江墨竹愣了一下,低头看他。陆承洲还闭着眼睛,但抓着他的手没松。
“我不走。”江墨竹在床边坐下,任由他抓着,“你先休息,我在这儿。”
陆承洲“嗯”了一声,没再说话。
房间里安静下来,只有两人浅浅的呼吸声。江墨竹看着陆承洲抓着自己的那只手,手指修长,骨节分明,虎口有薄薄的茧,是常年握枪留下的。
这个人,到底经历过什么?
二十一岁的军事法庭总军官,档案里有两年空白,信息素暴动的时候连个能帮忙的人都没有。他像个孤岛,把自己圈在厚厚的围墙里,不让任何人靠近。
但围墙总有裂缝。
比如现在,他抓着他的手,像抓着最后一根救命稻草。
江墨竹心里那点说不清道不明的情绪,又涌了上来。酸酸的,涩涩的,像没熟的梅子,咬一口能酸掉牙。
他摇摇头,把那些乱七八糟的念头甩出去。
现在不是想这些的时候。
陆承洲睡着了。
睡得很沉,眉头还微微皱着,但至少不再痛苦。江墨竹试着抽了抽手,没抽动。陆承洲抓得很紧,像怕他跑了。
江墨竹没办法,只能坐在床边,任由他抓着。坐久了有点累,他干脆脱了鞋,也爬上床,在陆承洲身边躺下。

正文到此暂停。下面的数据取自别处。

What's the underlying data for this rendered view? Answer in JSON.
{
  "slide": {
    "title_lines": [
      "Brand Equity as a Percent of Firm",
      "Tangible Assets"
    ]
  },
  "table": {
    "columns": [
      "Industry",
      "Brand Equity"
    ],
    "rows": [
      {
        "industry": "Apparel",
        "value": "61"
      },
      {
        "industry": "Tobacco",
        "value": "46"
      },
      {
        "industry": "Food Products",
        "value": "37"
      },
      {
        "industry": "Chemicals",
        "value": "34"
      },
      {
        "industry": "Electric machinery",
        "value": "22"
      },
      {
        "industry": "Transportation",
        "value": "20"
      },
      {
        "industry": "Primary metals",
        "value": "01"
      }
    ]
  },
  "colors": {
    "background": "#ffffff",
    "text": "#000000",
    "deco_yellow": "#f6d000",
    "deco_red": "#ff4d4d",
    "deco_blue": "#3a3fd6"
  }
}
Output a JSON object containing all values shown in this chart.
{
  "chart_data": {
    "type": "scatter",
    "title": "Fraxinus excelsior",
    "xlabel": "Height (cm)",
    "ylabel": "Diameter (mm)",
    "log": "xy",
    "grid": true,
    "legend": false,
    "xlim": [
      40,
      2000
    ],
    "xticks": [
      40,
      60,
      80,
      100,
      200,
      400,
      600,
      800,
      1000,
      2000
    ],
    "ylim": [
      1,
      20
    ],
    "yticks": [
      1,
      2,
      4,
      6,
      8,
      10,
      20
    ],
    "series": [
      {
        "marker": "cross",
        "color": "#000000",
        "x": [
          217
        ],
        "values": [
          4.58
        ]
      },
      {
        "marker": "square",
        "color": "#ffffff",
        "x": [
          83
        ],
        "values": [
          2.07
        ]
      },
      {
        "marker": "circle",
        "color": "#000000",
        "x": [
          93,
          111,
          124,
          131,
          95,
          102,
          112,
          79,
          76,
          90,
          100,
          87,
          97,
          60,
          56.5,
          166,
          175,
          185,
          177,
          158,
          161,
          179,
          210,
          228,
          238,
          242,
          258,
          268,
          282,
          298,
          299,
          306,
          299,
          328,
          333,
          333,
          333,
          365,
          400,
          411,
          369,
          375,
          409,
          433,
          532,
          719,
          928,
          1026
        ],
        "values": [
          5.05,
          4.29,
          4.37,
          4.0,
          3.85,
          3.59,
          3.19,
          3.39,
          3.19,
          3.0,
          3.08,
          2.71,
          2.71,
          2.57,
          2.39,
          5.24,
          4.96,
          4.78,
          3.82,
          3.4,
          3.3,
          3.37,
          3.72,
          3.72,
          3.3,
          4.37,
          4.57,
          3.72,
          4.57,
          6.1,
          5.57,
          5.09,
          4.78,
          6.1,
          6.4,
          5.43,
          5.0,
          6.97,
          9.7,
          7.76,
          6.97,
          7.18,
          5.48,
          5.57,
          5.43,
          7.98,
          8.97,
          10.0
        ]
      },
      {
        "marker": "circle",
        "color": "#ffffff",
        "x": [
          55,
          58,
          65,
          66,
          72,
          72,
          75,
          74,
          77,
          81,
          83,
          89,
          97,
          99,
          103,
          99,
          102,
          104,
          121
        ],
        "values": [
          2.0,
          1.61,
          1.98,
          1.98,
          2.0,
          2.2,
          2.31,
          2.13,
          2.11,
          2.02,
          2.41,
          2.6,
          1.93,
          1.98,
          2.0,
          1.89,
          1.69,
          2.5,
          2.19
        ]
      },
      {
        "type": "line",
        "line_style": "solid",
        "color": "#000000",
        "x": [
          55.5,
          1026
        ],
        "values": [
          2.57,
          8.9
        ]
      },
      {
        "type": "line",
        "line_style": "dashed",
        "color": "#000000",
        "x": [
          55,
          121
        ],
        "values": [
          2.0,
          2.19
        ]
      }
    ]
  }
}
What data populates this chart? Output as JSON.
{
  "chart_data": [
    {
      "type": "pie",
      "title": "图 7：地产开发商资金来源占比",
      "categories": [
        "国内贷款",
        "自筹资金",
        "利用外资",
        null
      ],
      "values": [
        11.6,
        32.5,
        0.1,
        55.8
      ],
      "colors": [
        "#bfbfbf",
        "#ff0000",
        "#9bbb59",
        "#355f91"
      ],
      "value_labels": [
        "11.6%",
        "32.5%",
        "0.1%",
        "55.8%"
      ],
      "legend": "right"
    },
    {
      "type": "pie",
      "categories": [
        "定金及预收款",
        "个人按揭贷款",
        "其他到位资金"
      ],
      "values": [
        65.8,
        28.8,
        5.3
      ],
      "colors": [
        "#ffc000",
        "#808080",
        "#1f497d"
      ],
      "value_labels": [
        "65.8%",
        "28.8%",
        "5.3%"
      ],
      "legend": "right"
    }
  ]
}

床很大,两个人中间还能再躺一个人,但陆承洲抓着他的手,距离无形中被拉近了。
空气里弥漫着梅子酒和雪松混合的味道。
很奇妙的组合。一个烈,一个清;一个涩,一个冷。但混在一起,居然有种诡异的和谐感,像天生就该这样。
江墨竹闻着那个味道,眼皮越来越沉。
他本来就没睡好,现在一放松,困意就涌了上来。他侧过身,面对着陆承洲,看着那张近在咫尺的脸。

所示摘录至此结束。